Much of it is a disturbing vision of the world to come, but a vision that doesn’t seem far out of reach.
The idea of oil companies, banks and even nations hiring privately-run armies follows a logical course from where we stand today. Economies are in ruin everywhere. What if it doesn’t improve? For many, privatization inevitably becomes an answer for cash-strapped governments. Let someone else to do it leaner, cheaper.
Enter some enterprising former military commanders who can call upon loyal soldiers who don’t want to leave the fight. The pay is good, and upon their death they know their families will be taken care of.
These private armies see international integration and cooperation at a level that governments might never achieve on their own.
One of the commanders is Gen. James Salter, a disgraced Marine who was once a national hero.
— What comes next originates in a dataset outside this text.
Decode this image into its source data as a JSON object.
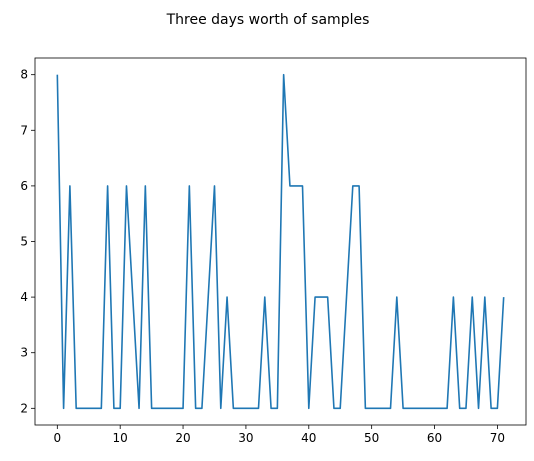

The story is told by one of his loyal men, Gilbert Gentilhomme, who begins to see more and more the inner-workings of this new military order.
The story moves quickly and keeps you guessing about where it’s going.
Beyond that, I really enjoyed Pressfield’s idea of what media might look like in the future.
Stalwarts with print roots, such as the New York Times, have been paired with digital innovators, such as Google — creating The New York Google Times. Information moves at lightspeed and in small chunks of constantly developing facts. Now, that’s increasingly true today, but it’s on steroids here.
The technology has developed further — seemingly showing what people are doing and where they are even more so than it does today on platforms like Twitter and Facebook. Pressfield even has cute nicknames for some of the technology, a mirror of the world we live in.
His ability to show us one possible future — without being ridiculous or going too far with new technology — helped make this book appeal to me. As usual, it also helped tremendously that Pressfield simply knows his material. He knows war, knows the soldier’s psyche. That shows again and again in his work.